I don’t think I’ll have this regret. If anything, when my time comes, I may regret that I was too self-involved and narcissistic, and I ignored what everyone else expected of me (or recommended I do), sometimes to my own detriment.
2. “I wish I hadn’t worked so hard.”
I don’t think I’ll have this regret either. I love working the same way my mini-Aussie, Buffy, loves catching tennis balls (which is a lot.) She and I are both working dogs, and, as such, we need a task to keep our minds focused and our tails wagging. I may regret not being better at my work, or not being more talented or self-disciplined, but it’s unlikely I’ll wish I hadn’t worked so hard. (I fully intend to be checking e-mails right up until I croak.)

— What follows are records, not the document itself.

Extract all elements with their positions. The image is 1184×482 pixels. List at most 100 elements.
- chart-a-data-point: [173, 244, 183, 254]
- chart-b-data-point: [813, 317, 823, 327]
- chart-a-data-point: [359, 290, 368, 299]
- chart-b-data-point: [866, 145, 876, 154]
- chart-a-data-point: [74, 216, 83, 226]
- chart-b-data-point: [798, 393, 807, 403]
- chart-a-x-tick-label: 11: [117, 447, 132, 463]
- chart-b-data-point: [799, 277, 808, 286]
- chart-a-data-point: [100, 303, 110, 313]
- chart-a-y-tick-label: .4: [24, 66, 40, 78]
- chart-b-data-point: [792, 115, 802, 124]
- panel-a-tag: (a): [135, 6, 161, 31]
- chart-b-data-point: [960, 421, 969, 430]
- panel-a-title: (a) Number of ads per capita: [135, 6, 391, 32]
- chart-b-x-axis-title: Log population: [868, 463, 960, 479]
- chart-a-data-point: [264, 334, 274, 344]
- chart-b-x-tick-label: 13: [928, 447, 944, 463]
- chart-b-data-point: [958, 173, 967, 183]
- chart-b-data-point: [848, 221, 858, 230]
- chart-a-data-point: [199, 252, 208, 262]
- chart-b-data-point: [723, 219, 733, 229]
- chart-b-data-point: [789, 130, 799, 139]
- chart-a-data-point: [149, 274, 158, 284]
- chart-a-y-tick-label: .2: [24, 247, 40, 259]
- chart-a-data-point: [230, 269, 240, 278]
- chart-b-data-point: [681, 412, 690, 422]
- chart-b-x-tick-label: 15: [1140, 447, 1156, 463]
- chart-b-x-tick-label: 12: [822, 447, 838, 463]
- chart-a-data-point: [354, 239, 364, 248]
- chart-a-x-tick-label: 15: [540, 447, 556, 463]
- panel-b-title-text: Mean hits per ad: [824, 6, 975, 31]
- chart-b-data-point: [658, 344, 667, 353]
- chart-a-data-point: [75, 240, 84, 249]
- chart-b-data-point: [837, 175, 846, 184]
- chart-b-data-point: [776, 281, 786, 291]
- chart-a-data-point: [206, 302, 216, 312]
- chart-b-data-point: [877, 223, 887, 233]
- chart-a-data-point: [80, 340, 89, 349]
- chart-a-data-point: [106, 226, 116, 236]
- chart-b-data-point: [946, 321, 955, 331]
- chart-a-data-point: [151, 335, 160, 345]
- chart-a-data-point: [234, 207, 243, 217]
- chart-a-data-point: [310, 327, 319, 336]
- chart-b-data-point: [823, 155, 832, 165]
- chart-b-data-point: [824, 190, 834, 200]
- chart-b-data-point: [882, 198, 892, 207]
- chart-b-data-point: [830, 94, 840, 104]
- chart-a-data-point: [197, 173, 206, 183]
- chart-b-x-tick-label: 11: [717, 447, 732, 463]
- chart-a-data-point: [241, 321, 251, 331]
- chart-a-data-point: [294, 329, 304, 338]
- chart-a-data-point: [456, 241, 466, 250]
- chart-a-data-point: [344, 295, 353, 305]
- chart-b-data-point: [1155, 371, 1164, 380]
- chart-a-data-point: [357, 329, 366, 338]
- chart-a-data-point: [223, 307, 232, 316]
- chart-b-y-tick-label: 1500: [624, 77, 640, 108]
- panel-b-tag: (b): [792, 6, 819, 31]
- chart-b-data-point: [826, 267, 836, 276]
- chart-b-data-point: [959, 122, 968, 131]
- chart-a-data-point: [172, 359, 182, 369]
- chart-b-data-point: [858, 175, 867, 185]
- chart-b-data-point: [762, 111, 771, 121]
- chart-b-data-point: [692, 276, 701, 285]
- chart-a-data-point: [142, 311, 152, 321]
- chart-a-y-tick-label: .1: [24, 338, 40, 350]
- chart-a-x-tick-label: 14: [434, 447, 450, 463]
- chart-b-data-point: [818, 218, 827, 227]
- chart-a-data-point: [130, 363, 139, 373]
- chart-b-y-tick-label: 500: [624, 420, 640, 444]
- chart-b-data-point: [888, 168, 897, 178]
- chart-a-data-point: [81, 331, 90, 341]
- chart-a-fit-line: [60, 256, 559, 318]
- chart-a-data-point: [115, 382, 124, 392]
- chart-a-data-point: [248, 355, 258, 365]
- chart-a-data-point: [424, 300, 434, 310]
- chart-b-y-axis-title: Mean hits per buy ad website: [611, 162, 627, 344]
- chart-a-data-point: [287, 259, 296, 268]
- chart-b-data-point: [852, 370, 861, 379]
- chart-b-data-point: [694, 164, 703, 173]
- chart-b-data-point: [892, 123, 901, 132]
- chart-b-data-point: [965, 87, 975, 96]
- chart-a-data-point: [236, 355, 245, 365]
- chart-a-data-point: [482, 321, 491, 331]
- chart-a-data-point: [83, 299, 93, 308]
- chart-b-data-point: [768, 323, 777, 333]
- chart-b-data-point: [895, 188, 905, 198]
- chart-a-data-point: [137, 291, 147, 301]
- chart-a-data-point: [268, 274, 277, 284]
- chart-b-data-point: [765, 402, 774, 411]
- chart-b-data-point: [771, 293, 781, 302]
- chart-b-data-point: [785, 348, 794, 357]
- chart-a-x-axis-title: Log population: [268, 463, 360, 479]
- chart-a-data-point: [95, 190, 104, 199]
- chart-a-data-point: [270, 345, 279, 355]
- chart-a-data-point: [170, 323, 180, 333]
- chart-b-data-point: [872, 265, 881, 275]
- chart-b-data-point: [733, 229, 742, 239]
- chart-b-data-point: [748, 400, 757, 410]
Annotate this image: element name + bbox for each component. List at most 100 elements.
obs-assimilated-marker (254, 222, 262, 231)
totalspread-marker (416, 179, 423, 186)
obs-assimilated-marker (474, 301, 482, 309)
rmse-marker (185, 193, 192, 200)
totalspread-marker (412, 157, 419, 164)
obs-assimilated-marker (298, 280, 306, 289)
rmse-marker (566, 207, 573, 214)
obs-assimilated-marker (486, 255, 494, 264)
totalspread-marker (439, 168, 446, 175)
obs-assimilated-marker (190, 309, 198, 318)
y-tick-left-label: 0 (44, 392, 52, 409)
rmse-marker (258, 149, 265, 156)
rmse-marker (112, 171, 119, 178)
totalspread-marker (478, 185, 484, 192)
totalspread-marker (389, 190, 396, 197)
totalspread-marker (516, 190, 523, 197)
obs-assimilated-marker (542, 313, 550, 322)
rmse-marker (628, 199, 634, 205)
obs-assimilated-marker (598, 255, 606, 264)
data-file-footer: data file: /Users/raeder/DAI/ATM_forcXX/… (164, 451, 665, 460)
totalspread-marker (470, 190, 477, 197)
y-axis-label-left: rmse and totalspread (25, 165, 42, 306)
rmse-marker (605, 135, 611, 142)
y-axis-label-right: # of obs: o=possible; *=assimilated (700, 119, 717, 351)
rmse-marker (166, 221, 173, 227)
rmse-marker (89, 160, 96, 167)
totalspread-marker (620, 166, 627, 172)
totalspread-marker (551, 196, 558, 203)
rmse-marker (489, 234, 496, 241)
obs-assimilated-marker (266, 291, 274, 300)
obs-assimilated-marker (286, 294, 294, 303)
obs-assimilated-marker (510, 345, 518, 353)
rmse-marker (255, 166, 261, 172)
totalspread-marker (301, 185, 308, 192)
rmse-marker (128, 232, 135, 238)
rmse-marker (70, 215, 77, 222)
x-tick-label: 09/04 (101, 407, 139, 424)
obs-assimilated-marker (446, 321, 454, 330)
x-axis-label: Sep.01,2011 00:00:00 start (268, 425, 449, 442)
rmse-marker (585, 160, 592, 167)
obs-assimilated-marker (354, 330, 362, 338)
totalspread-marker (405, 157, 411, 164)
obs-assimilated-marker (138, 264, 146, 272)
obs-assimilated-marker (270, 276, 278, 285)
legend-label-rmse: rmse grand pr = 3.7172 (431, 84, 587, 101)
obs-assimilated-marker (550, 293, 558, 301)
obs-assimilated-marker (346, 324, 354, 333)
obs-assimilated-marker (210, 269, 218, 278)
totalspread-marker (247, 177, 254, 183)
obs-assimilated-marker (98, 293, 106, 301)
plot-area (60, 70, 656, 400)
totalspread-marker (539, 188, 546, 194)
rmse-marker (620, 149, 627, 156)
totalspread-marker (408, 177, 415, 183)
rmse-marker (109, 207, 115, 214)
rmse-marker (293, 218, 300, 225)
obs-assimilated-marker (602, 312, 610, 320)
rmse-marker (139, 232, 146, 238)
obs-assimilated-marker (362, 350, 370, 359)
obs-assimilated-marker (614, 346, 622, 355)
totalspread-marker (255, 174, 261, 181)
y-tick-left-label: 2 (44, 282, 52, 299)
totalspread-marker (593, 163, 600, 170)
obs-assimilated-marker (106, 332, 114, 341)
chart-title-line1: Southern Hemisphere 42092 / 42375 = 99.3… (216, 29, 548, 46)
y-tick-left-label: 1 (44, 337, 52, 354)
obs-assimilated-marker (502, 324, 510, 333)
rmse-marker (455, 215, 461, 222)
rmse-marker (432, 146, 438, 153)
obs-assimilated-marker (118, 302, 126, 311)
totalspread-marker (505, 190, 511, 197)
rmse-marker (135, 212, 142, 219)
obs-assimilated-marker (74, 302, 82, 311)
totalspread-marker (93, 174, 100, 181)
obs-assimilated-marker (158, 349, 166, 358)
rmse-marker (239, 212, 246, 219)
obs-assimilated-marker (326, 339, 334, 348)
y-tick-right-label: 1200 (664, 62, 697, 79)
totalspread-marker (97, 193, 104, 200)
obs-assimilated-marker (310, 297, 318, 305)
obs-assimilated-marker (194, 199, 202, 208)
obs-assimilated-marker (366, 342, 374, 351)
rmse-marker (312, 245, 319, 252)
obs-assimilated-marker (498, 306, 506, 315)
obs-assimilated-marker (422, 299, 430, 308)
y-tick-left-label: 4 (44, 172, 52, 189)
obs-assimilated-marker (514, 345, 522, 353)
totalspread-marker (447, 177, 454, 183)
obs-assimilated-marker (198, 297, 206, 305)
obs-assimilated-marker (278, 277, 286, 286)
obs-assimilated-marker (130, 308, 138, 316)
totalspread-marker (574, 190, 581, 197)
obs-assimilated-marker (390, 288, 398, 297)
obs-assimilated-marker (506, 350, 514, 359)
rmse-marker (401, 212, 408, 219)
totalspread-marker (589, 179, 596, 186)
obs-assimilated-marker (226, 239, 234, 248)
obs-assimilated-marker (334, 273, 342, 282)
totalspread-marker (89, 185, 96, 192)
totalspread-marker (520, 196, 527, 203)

If anything, I would probably wish I’d had the self-restraint not to express my feelings as often (or as annoyingly), or to bare my soul in a kids’ media blog so that everyone knows how I feel about absolutely everything.
4. “I wish I had stayed in touch with my friends.”
This is an interesting one in our age of social media in which friends are a commodity that can be counted in the hundreds or even thousands. I’ve had the same small group of friends for decades and we stay in close touch, so I don’t think I’ll regret this one either. I may regret that I was not, at times, a better, more understanding friend.
5. “I wish that I had let myself be happier.”
Hmm. I am conflicted about this regret. I happen to believe that happiness is over-rated. I would say I feel happy about three days a week. And I would say I feel sad about three days a week. On the seventh day, I rest. I suppose I could work on these numbers but I’m basically good with them. I tend to think that sadness occupies an important place our lives. If handled correctly, it helps us appreciate many things, including happiness. As my shrink says, “Only crazy people are happy every day.”
So, in summary, my own list of deathbed regrets would be quite different from the ones in the nurses’ study. If I had to generate a list today, as in right now, as my Southern China Airlines flight cruises high above some nameless patch of frozen Russian tundra, my list of regrets would probably go as follows (give or take a regret):
1. I wish I’d had better people skills.
2. I wish chocolate hadn’t made me fat.
3. I wish I could have been more sensitive to the impact of my words on the people around me. (This one may be redundant.)
4. I wish I’d learned to speak Mandarin.
5. I wish one of my shows had sold a lot of toys.